´Lo siento mucho: la vida es así, no la he inventado yo´, Quim Monzó

El viernes, Fernando Ónega publicaba en su sección una nota en la que explicaba: "Dicen los mentideros de la Villa y Corte que al Rey le encanta decir algo en catalán, gallego o euskera en sus discursos. (...) Pero no le entusiasma ver la leyenda de Joan Carles I o Xoán Carlos I cuando corre la cortina de una placa que recuerda que estuvo allí. ´Es - explica un experto en Casa Real- que se llama Juan Carlos, igual que, a la inversa, Carod no se llama José Luis, sino Josep-Lluís´".

Es una nota curiosa, y curioso también que quien dé esa explicación sea un "experto en Casa Real". Porque el argumento no se aguanta por ningún lado. Carod es un vulgar plebeyo, un señor corriente al que, cuando se corta con un cuchillo, le mana sangre roja. En cambio, si Juan Carlos I se corta, la sangre que le mana es azul. Es el Monarca, miembro de la aristocracia, una de cuyas características es que sus nombres se traducen. Si hablamos en español, al príncipe de Gales lo llamamos Carlos y no Charles. Hablar del príncipe Charles sería una ridiculez. Hablamos de la reina Margarita de Dinamarca y no de la reina Margrethe, porque seríamos memos si en español la llamásemos Margrethe. Hablamos de Beatriz de Holanda y no de Beatrix. Porque todos ellos pertenecen a esa casta cuyos nombres se traducen al idioma en el que en ese momento se habla. Por eso, si hablamos en catalán, la reina danesa es Margarida y la reina holandesa es Beatriu. Por eso mismo, en catalán, el inglés Charles es Carles. (Y Carlo en italiano, y Siarl en galés, y...) Así son las cosas y el hecho de que algunos diarios europeos y americanos no traduzcan el nombre de Juan Carlos I y de otros miembros de la nobleza no sienta ningún precedente sino que muestra su ignorancia. En inglés, por cierto, su nombre completo es John Charles Alphonse Victor Mary of Bourbon and Bourbon-Two Sicilies. Ya ven: hasta los apellidos se traducen si hay sangre azul de por medio.

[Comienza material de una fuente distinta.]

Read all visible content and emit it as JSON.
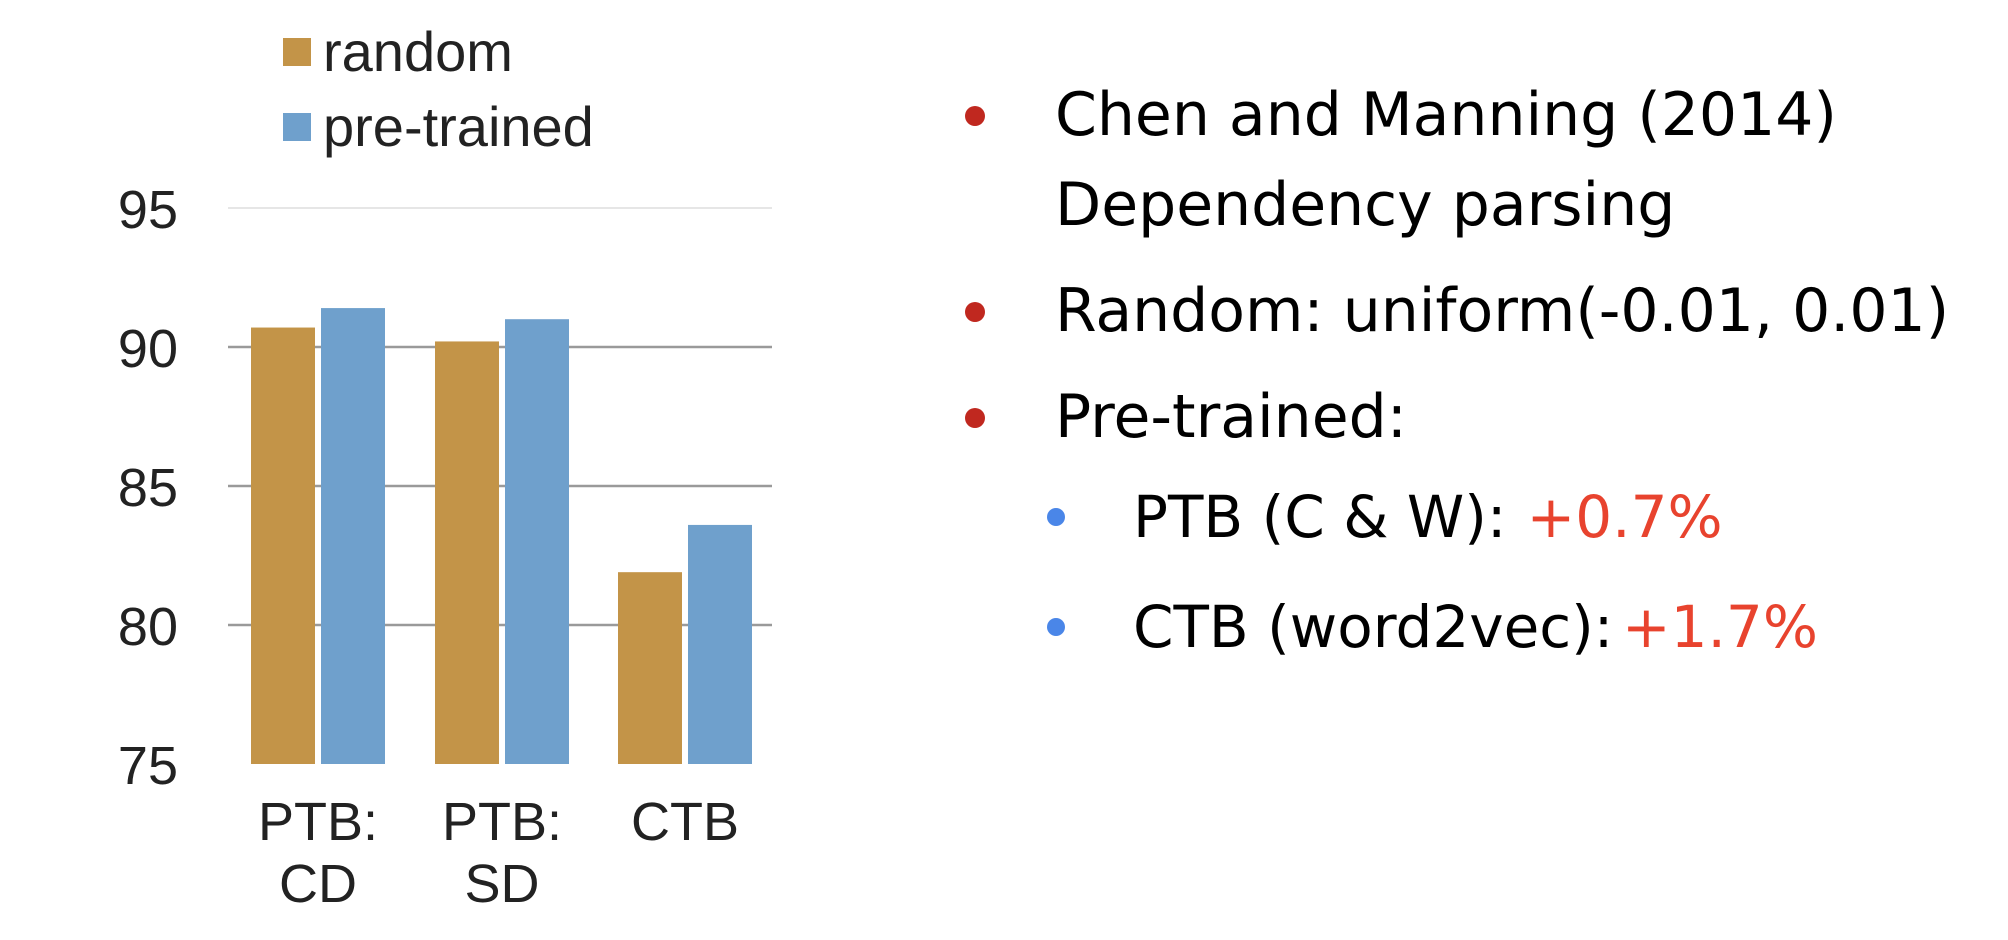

Precisamente, hablando en catalán los republicanos nunca le llaman Joan Carles, sino Juan Carlos. Porque así dejan claro que lo consideran un ciudadano sin más, que no tendría que ocupar el cargo que ocupa sin haber pasado por las urnas. De modo que, en cierta medida, el uso de Joan Carles I y de Xoán Carlos I es monarquista. No sé si es verdad o no eso de que no le gusta ver su nombre en catalán y en gallego, pero a esa preferencia suya no le veo yo otra solución que una que encantaría a los republicanos y que convertiría a Juan Carlos I en ciudadano de a pie. Ya nunca más sería Joan Carles I ni Xoán Carlos I (ni Ioannes Carolus I, ni Ivan Karlo I, ni János Károly I...). Sería Juan Carlos a secas, siempre y en todo momento. Pero, mientras no se dé esa situación, ver su nombre traducido va incluido en el cargo, y en el sueldo.